Infants admitted to NICUs are at high risk of infection. MDR-GN infections, particularly those caused by ESBL-producing Enterobacterales and CRE, are increasing in this population and are associated with increased risk of morbidity and mortality.75,83,95 High rates of colonization and infection from resistant gram-negative organisms in LMIC and reports of outbreaks in higher-income countries should serve as warning signs and prompt calls to action. Treatment options for neonatal MDR-GN, especially CRE, infections are limited, and efficacy and safety of novel antibiotics are currently extrapolated from adult data. Accordingly, surveillance and prevention of MDR-GN infections, specifically ESBL and CRE, is a pediatric research priority in healthcare-associated infections and antimicrobial stewardship.10,12 Studies are needed to understand the relative impacts of colonization and infection with ESBL and CRE on neonatal morbidity, mortality, and longer-term outcomes compared to infections with less resistant organisms.
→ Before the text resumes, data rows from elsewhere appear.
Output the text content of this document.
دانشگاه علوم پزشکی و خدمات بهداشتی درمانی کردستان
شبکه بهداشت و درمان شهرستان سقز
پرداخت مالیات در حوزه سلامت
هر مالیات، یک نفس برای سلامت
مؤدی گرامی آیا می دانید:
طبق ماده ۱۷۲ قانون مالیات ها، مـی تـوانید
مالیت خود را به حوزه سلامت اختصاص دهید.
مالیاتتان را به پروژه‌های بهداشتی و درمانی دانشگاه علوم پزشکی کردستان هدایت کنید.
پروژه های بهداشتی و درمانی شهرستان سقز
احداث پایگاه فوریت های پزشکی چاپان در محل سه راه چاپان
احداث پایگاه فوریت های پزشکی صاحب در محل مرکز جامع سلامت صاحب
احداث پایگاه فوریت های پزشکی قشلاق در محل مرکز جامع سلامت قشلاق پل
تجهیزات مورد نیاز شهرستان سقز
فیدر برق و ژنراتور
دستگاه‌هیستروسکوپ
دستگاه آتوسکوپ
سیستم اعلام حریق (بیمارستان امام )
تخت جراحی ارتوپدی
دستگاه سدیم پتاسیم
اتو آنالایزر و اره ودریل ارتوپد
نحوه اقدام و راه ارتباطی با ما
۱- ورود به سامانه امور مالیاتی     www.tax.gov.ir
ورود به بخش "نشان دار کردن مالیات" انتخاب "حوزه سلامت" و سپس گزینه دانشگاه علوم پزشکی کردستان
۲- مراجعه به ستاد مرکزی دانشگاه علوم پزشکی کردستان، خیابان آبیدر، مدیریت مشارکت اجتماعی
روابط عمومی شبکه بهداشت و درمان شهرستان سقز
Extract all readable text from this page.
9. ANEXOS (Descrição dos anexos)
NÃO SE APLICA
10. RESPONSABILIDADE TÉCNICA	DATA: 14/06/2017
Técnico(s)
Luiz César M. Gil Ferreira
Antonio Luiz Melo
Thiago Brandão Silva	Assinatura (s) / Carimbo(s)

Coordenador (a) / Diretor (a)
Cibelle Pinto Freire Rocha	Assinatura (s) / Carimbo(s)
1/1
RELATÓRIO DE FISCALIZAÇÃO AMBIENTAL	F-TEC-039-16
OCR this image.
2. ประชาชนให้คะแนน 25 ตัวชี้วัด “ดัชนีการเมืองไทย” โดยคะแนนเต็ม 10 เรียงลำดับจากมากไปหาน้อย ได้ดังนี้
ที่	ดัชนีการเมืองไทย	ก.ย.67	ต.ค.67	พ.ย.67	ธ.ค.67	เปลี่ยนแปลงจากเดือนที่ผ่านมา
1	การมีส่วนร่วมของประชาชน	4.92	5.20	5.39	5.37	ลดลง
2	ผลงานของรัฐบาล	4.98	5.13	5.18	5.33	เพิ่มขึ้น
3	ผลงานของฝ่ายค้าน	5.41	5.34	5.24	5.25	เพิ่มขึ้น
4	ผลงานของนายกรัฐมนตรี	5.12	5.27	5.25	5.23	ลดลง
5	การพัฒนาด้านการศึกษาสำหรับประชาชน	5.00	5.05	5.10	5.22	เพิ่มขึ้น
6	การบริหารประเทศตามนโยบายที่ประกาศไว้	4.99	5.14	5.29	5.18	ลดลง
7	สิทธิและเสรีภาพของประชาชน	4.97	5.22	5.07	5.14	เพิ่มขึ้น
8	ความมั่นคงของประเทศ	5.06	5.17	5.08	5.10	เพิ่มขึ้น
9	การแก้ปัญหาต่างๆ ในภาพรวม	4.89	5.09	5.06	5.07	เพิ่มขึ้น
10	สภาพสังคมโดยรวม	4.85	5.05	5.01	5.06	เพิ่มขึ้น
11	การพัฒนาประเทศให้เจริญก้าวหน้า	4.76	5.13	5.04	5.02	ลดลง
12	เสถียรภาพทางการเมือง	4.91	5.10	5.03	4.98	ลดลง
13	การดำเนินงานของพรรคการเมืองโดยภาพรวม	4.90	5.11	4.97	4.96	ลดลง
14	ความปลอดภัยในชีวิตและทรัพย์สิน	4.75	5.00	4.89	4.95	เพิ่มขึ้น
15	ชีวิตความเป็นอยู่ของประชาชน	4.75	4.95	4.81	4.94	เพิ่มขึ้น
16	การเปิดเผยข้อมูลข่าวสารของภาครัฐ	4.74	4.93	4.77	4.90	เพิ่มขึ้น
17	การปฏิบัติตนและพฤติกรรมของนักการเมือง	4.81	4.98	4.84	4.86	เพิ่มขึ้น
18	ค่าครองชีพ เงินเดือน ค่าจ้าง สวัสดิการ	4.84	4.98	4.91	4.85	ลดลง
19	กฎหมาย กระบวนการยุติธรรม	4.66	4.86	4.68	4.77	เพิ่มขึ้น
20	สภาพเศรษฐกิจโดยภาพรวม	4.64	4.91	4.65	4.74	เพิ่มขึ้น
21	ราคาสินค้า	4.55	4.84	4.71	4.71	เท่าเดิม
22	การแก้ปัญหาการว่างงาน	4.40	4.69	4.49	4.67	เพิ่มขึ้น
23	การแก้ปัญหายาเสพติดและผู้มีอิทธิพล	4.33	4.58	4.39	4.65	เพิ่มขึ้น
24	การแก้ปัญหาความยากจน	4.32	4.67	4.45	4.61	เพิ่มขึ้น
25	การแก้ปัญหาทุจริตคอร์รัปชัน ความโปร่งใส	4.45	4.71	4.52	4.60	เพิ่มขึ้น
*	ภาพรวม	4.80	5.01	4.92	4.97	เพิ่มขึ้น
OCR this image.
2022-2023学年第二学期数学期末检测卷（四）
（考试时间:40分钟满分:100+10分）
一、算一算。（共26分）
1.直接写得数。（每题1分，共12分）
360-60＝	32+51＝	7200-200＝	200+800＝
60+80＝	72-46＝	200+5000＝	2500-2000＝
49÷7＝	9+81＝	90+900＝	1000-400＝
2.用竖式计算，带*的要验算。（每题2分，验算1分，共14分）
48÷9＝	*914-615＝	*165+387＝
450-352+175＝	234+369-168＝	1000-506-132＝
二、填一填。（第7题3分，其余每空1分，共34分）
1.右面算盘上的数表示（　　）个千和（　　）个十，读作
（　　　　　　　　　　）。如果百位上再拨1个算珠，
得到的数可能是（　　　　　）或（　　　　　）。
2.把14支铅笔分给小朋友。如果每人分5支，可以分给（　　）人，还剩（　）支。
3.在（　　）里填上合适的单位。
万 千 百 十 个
International networks and collaborations focused on surveillance, prevention, management, and outcomes of neonates with ESBL and CRE colonization and infection are urgently needed. Increased precision of neonatal infection diagnostics and continued antibiotic stewardship in neonatal settings may mitigate resistance related to antibiotic overuse. Finally, studies of current and novel antibiotic therapies should include a focus on the pharmacokinetics of such agents among neonates, including those born preterm, to ensure that therapies are both available to infants and administered safely and effectively.